Would a referendum on euthanasia pass in New Zealand?

A New Zealand First MP along with his populist leader have proposed that the morally tricky question of euthanasia be addressed in New Zealand by a referendum rather than by a vote on a private member’s bill in Parliament.

Although about 80% of the public support euthanasia when asked about it in principle, when the 120 members in New Zealand Parliament elected by proportional representation are asked to vote on it in practice with procedures for safeguards, be last time this was tried in 2003 the Bill failed by three votes. The reason why it failed to pass was a substantial number of MPs who voted against the bill was reservations about abuse.

A badly drafted bill may offer insufficient assurances to some MPs about preventing abuse and ensuring people who are depressed are not offered options that are not in their best interests.

Others have moral or religious objections. The religious objections were summarised by Blackstone, in his Commentaries on the Laws of England, where he wrote that suicide was also a spiritual offence:

…in evading the prerogative of the Almighty, and rushing into his immediate presence uncalled for

If a referendum was to fail, that would make our morally timid MPs even more timid about ever passing a bill on euthanasia.

There is a considerable risk that a referendum on euthanasia will fail because people don’t know exactly what they are voting for. Because of that they will listen to those  who opposed euthanasia who will point to the risk of abuse. A referendum strengthens the hands of those that oppose euthanasia. They can play to the lack of detail on what exactly is to be approved.

Many people have very strong views on exactly when and when not euthanasia is permissible because of their views about the sanctity of life and the risk of abuse. The recent High Court judgement on an unsuccessful application  are an exception to the criminal law on assisted suicide said that:

The sanctity of human life principle underpins the criminal law relating to culpable homicide. It was said by Blackstone to be the first rule of English law.

When making an exception to the first rule of law, people want to know exactly what they are voting for and exactly what safeguards apply the proposed exceptions. A Referendum does not offer that indispensable option. Writing on a Bill on end of life choice is legally and morally tricky.

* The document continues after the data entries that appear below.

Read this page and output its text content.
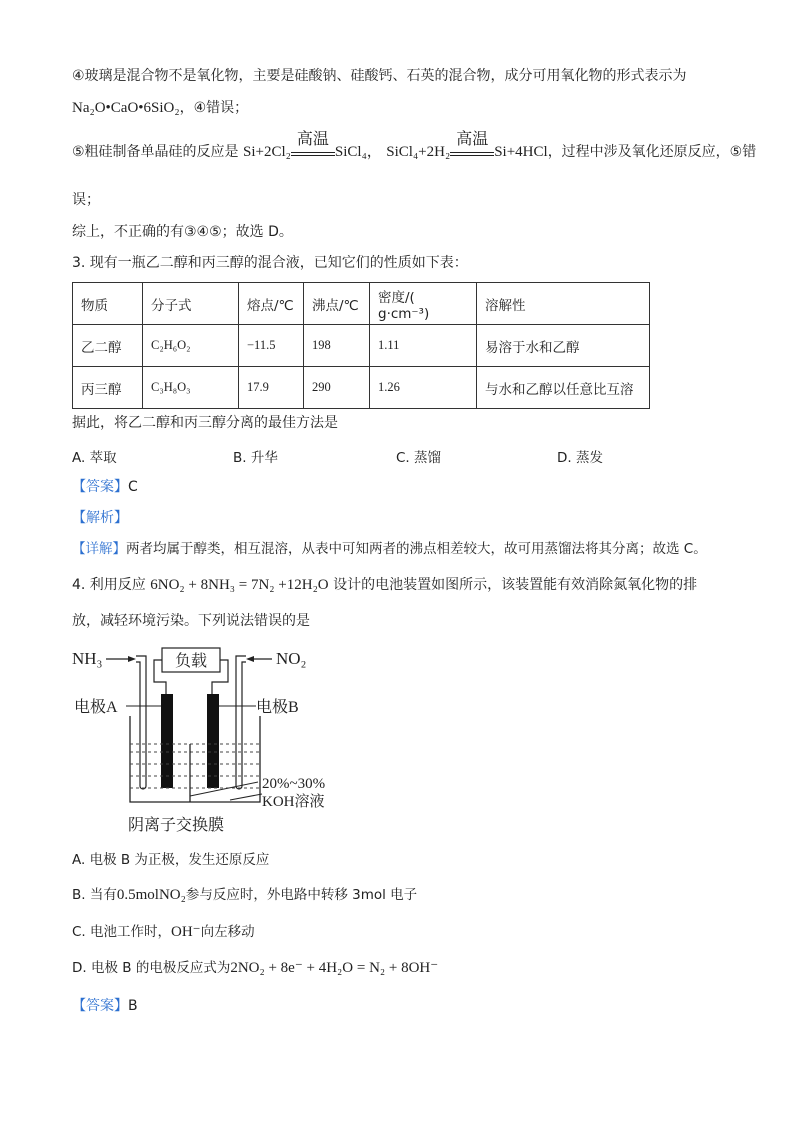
④玻璃是混合物不是氧化物，主要是硅酸钠、硅酸钙、石英的混合物，成分可用氧化物的形式表示为
Na₂O•CaO•6SiO₂，④错误；
⑤粗硅制备单晶硅的反应是 Si+2Cl₂
高温
SiCl₄， SiCl₄+2H₂
高温
Si+4HCl，过程中涉及氧化还原反应，⑤错
误；
综上，不正确的有③④⑤；故选 D。
3. 现有一瓶乙二醇和丙三醇的混合液，已知它们的性质如下表：
物质	分子式	熔点/℃	沸点/℃	密度/( g·cm⁻³)	溶解性
乙二醇	C₂H₆O₂	−11.5	198	1.11	易溶于水和乙醇
丙三醇	C₃H₈O₃	17.9	290	1.26	与水和乙醇以任意比互溶
据此，将乙二醇和丙三醇分离的最佳方法是
A. 萃取	B. 升华	C. 蒸馏	D. 蒸发
【答案】C
【解析】
【详解】两者均属于醇类，相互混溶，从表中可知两者的沸点相差较大，故可用蒸馏法将其分离；故选 C。
4. 利用反应 6NO₂ + 8NH₃ = 7N₂ +12H₂O 设计的电池装置如图所示，该装置能有效消除氮氧化物的排
放，减轻环境污染。下列说法错误的是
NH₃	NO₂
负载
电极A	电极B
20%~30%
KOH溶液
阴离子交换膜
A. 电极 B 为正极，发生还原反应
B. 当有0.5molNO₂参与反应时，外电路中转移 3mol 电子
C. 电池工作时，OH⁻向左移动
D. 电极 B 的电极反应式为2NO₂ + 8e⁻ + 4H₂O = N₂ + 8OH⁻
【答案】B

Many Bills have failed such as recently in the Scottish Parliament and in 2003 in the New Zealand Parliament because they were badly drafted and were considered by many  to offer insufficient protection of the vulnerable against abuse and melancholy.

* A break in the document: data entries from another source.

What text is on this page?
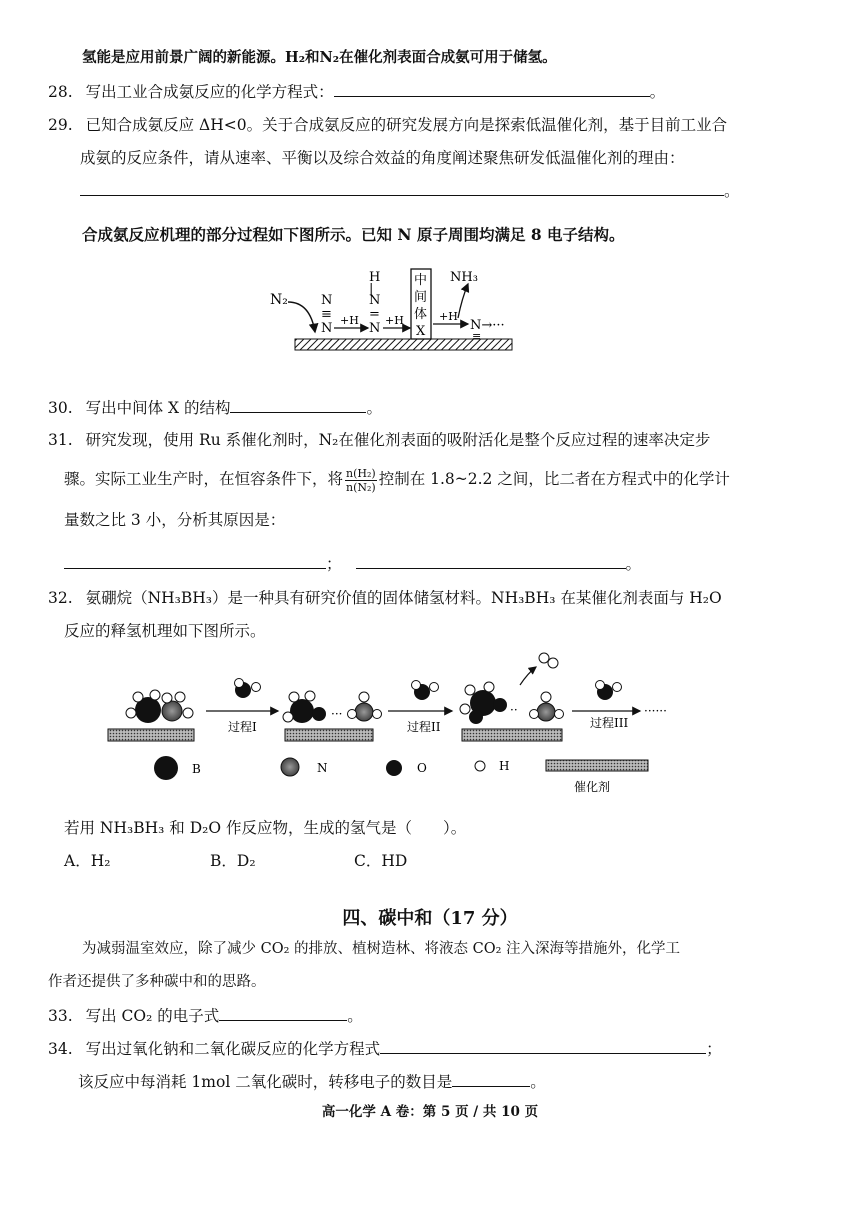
氢能是应用前景广阔的新能源。H₂和N₂在催化剂表面合成氨可用于储氢。
28. 写出工业合成氨反应的化学方程式：	。
29. 已知合成氨反应 ΔH<0。关于合成氨反应的研究发展方向是探索低温催化剂，基于目前工业合
成氨的反应条件，请从速率、平衡以及综合效益的角度阐述聚焦研发低温催化剂的理由：
。
合成氨反应机理的部分过程如下图所示。已知 N 原子周围均满足 8 电子结构。
N₂	N
≡
N
+H
H
|
N
=
N
+H
中
间
体
X
+H
NH₃
N→···
≡
30. 写出中间体 X 的结构	。
31. 研究发现，使用 Ru 系催化剂时，N₂在催化剂表面的吸附活化是整个反应过程的速率决定步
骤。实际工业生产时，在恒容条件下，将 $\frac{\text{n(H₂)}}{\text{n(N₂)}}$ 控制在 1.8~2.2 之间，比二者在方程式中的化学计
量数之比 3 小，分析其原因是：
；	。
32. 氨硼烷（NH₃BH₃）是一种具有研究价值的固体储氢材料。NH₃BH₃ 在某催化剂表面与 H₂O
反应的释氢机理如下图所示。
过程I
···
过程II
··	······
过程III
B	N	O	H
催化剂
若用 NH₃BH₃ 和 D₂O 作反应物，生成的氢气是（　　）。
A．H₂	B．D₂	C．HD
四、碳中和（17 分）
为减弱温室效应，除了减少 CO₂ 的排放、植树造林、将液态 CO₂ 注入深海等措施外，化学工
作者还提供了多种碳中和的思路。
33. 写出 CO₂ 的电子式	。
34. 写出过氧化钠和二氧化碳反应的化学方程式	；
该反应中每消耗 1mol 二氧化碳时，转移电子的数目是	。
高一化学 A 卷：第 5 页 / 共 10 页
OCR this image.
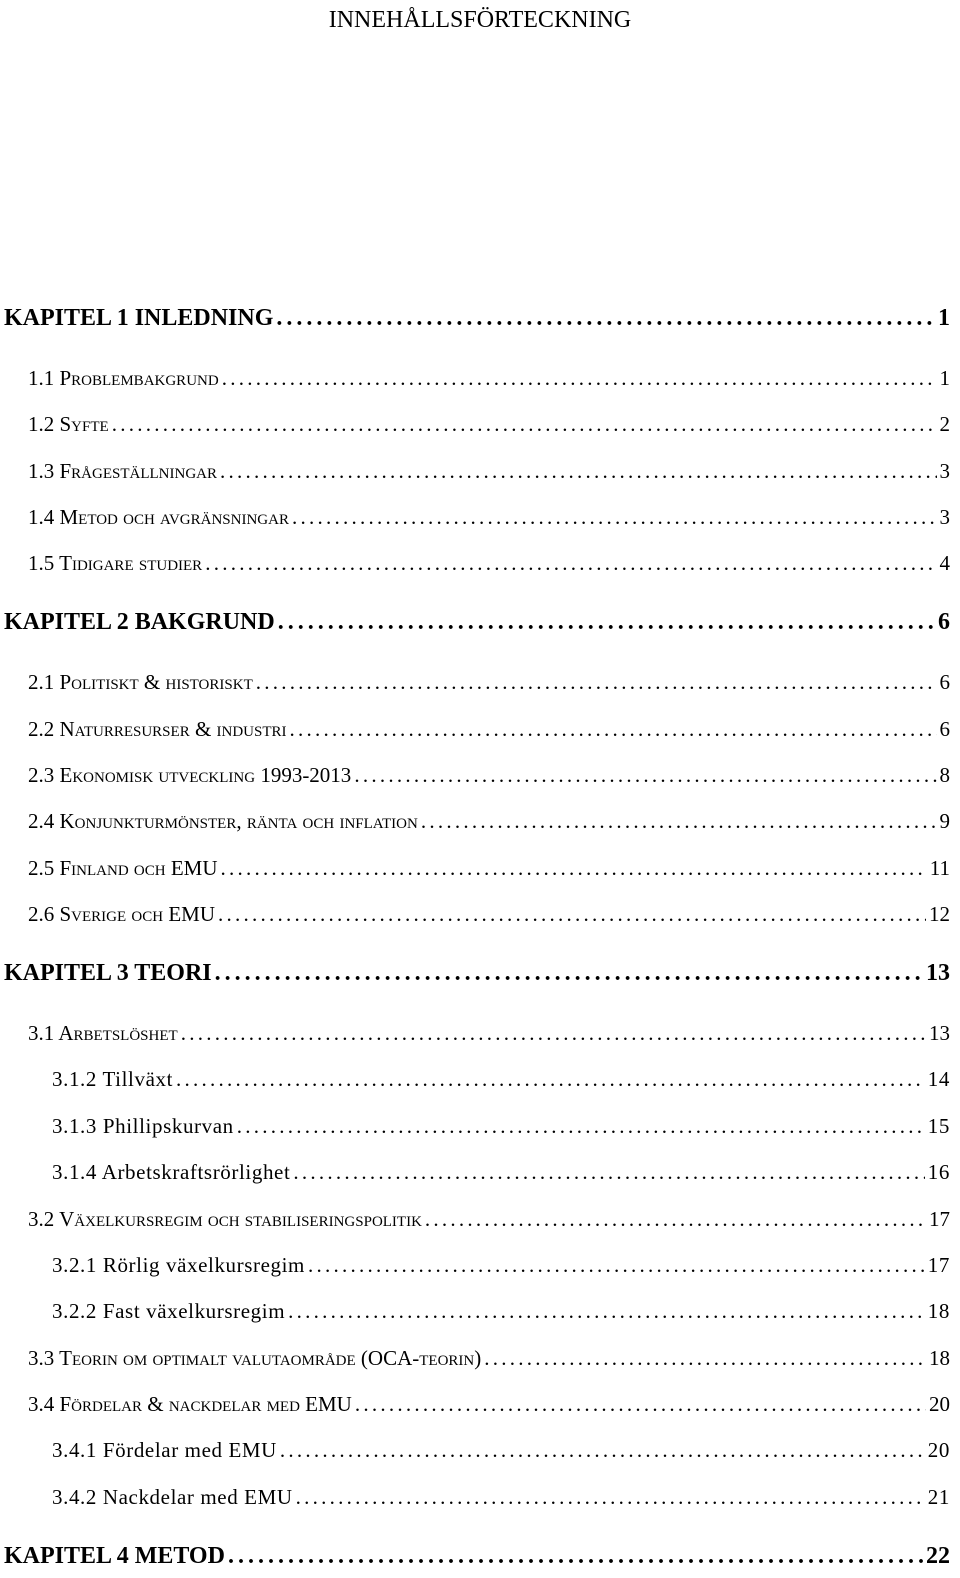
INNEHÅLLSFÖRTECKNING
KAPITEL 1 INLEDNING . . .	1
1.1 Problembakgrund . . .	1
1.2 Syfte . . .	2
1.3 Frågeställningar . . .	3
1.4 Metod och avgränsningar . . .	3
1.5 Tidigare studier . . .	4
KAPITEL 2 BAKGRUND . . .	6
2.1 Politiskt & historiskt . . .	6
2.2 Naturresurser & industri . . .	6
2.3 Ekonomisk utveckling 1993-2013 . . .	8
2.4 Konjunkturmönster, ränta och inflation . . .	9
2.5 Finland och EMU . . .	11
2.6 Sverige och EMU . . .	12
KAPITEL 3 TEORI . . .	13
3.1 Arbetslöshet . . .	13
3.1.2 Tillväxt . . .	14
3.1.3 Phillipskurvan . . .	15
3.1.4 Arbetskraftsrörlighet . . .	16
3.2 Växelkursregim och stabiliseringspolitik . . .	17
3.2.1 Rörlig växelkursregim . . .	17
3.2.2 Fast växelkursregim . . .	18
3.3 Teorin om optimalt valutaområde (OCA-teorin) . . .	18
3.4 Fördelar & nackdelar med EMU . . .	20
3.4.1 Fördelar med EMU . . .	20
3.4.2 Nackdelar med EMU . . .	21
KAPITEL 4 METOD . . .	22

Even when courts rule favourably on the matter, such as in Canada with its recent Supreme Court decision under its Bill of Rights, that court suspended its judgement upholding the right to euthanasia for 12 month so that the Canadian Parliament could work out the ever so vital details by passing a Bill. As the Supreme Court of United Kingdom recently ruled:

… unless the court can be satisfied that any exception to the subsection can be operated in such a way as to generate an acceptably small risk that assistance will be afforded to those vulnerable to pressure to seek to commit suicide, it cannot conclude that the absolute prohibition in the subsection is disproportionate to its legitimate aim.

That is the essence of reservations about end of life choice. Blackstone’s ratio applies to standards of proof in criminal proceedings: it is better that 10 guilty go free than one innocent suffer.

Those with reservations about end of life choice have the same concerns that motivated Blackstone’s ratio. Their reservations are focused on few cases of abuse not justifying the benefits of going gently into that good night by making exceptions from an absolute prohibition under the criminal law against assisted suicide for the terminally ill despite they being of sound mind and independent judgement.